Sofiati: Hasil rempah-rempah Indonesia ini harusnya bisa dibangun di dalam negeri sendiri sehingga bisa memberikan lapangan pekerjaan bagi bangsa Indonesia sendiri dan mendapatkan nilai tambah lebih.
Mengapa Singapura yang tidak punya tanah bisa menjadi eksportir rempah? Vietnam tanahnya terbatas tapi bisa menjadi nomor satu dan menjadi eksportir. Karena dia membeli dari kita, kemudian diolah kembali.
Demikian pula Serawak, Malaysia. Mereka membeli rempah mentah kita, kemudian mengolah dan mengekspor kembali.
Seperti gambir yang hanya ada di Indonesia, tapi pengekspor gambir terbesar adalah India.
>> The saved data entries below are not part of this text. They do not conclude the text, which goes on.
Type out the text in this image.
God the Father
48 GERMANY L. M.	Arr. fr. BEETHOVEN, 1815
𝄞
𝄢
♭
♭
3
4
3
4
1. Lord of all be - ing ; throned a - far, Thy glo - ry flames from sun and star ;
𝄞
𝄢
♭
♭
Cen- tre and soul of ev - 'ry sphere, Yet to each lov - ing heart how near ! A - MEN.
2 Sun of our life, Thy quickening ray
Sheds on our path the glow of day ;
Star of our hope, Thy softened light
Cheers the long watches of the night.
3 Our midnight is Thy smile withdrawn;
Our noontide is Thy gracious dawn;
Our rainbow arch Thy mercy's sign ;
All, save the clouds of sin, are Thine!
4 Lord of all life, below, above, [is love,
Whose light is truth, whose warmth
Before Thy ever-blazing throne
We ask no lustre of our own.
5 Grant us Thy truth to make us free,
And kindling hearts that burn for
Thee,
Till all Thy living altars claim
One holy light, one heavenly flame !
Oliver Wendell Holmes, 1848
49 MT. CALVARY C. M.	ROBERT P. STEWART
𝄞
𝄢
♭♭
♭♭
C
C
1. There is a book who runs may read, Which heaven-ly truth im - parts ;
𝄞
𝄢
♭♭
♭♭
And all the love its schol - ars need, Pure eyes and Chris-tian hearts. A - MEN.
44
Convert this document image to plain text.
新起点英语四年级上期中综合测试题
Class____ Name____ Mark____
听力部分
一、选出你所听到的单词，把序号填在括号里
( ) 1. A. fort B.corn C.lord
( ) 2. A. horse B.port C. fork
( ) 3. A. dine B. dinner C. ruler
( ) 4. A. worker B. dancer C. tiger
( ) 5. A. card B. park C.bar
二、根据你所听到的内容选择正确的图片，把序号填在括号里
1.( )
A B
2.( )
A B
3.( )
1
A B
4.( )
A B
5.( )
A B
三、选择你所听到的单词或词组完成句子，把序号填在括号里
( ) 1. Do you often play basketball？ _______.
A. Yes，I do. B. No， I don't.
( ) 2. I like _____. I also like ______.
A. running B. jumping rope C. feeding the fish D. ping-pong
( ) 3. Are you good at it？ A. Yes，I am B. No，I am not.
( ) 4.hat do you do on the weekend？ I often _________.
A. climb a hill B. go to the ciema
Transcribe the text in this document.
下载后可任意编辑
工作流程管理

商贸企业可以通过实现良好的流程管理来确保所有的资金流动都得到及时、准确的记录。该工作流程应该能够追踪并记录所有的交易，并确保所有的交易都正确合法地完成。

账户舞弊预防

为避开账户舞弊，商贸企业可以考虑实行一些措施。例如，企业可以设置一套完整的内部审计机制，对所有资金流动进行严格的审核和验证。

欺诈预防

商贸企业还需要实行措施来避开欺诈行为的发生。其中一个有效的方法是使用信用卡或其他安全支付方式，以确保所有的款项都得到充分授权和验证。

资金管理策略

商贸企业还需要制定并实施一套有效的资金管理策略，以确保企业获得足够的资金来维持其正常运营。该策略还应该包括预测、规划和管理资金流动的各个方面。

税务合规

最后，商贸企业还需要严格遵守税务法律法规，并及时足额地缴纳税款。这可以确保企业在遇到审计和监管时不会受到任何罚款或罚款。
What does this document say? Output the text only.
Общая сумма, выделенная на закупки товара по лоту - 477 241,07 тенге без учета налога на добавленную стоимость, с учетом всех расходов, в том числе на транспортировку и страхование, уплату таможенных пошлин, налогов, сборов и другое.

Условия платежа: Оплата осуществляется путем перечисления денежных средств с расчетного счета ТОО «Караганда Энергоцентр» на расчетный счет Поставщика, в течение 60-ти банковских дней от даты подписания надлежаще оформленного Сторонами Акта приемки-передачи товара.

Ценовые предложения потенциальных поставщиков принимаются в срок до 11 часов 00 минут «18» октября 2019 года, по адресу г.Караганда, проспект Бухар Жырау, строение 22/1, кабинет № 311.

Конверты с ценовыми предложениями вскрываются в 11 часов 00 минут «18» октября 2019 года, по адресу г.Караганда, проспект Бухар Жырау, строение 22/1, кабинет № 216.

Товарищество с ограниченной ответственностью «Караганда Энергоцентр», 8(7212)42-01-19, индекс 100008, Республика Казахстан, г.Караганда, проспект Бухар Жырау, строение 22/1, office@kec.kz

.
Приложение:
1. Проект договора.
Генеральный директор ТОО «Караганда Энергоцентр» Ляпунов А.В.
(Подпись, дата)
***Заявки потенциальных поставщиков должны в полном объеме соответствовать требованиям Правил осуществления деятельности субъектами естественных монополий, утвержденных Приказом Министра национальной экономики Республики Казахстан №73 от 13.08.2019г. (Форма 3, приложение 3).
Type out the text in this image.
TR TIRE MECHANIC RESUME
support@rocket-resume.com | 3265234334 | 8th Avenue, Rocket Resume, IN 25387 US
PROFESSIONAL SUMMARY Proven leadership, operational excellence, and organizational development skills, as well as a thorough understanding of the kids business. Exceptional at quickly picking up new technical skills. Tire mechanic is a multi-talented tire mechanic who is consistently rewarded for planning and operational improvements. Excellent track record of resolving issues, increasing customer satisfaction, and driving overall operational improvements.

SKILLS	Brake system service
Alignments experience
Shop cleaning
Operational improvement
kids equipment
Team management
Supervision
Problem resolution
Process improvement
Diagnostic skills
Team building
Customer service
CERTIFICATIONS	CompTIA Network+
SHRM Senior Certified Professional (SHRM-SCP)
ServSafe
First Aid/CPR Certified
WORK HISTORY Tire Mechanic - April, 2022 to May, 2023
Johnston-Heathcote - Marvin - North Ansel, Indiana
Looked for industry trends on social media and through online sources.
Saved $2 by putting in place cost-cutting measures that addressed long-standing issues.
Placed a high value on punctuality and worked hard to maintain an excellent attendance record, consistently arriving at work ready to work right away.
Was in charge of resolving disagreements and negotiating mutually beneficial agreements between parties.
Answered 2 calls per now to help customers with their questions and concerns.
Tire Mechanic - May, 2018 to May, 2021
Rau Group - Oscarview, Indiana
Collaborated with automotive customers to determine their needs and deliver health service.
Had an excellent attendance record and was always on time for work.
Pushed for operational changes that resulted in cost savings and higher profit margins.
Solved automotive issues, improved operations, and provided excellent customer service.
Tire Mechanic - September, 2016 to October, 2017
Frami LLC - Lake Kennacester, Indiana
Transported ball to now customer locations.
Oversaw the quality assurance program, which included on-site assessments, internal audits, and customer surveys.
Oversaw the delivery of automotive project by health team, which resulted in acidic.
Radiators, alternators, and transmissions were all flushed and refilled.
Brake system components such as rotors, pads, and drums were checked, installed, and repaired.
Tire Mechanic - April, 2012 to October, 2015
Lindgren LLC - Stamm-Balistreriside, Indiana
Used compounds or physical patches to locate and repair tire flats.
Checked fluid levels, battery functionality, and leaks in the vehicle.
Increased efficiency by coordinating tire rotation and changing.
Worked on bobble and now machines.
Berarti, industri yang kecil harus bisa kita dorong dari hulu hingga hilir (dari awal hingga menjadi produk).
Untuk menghasilkan produk-produk yang beraneka, dibutuhkan investor-investor dalam negeri yang mau berinvestasi di daerah penghasil rempah, seperti pala di Fakfak dan Kaimana di Papua.
MINA: Apakah petani rempah tidak tahu informasi sehingga mau menjual langsung kepada asing ataukah industri kita yang memang lemah?
Sofiati: Kedua-duanya. Para petani biasanya langsung menjual karena membutuhkan pembayaran langsung cash. Jadi petani harus menghindari ijon. Untuk menghindari ijon petani harus diberi bantuan, bagaimana mereka bisa menyimpan hasil rempahnya dan tidak langsung dijual pada saat itu.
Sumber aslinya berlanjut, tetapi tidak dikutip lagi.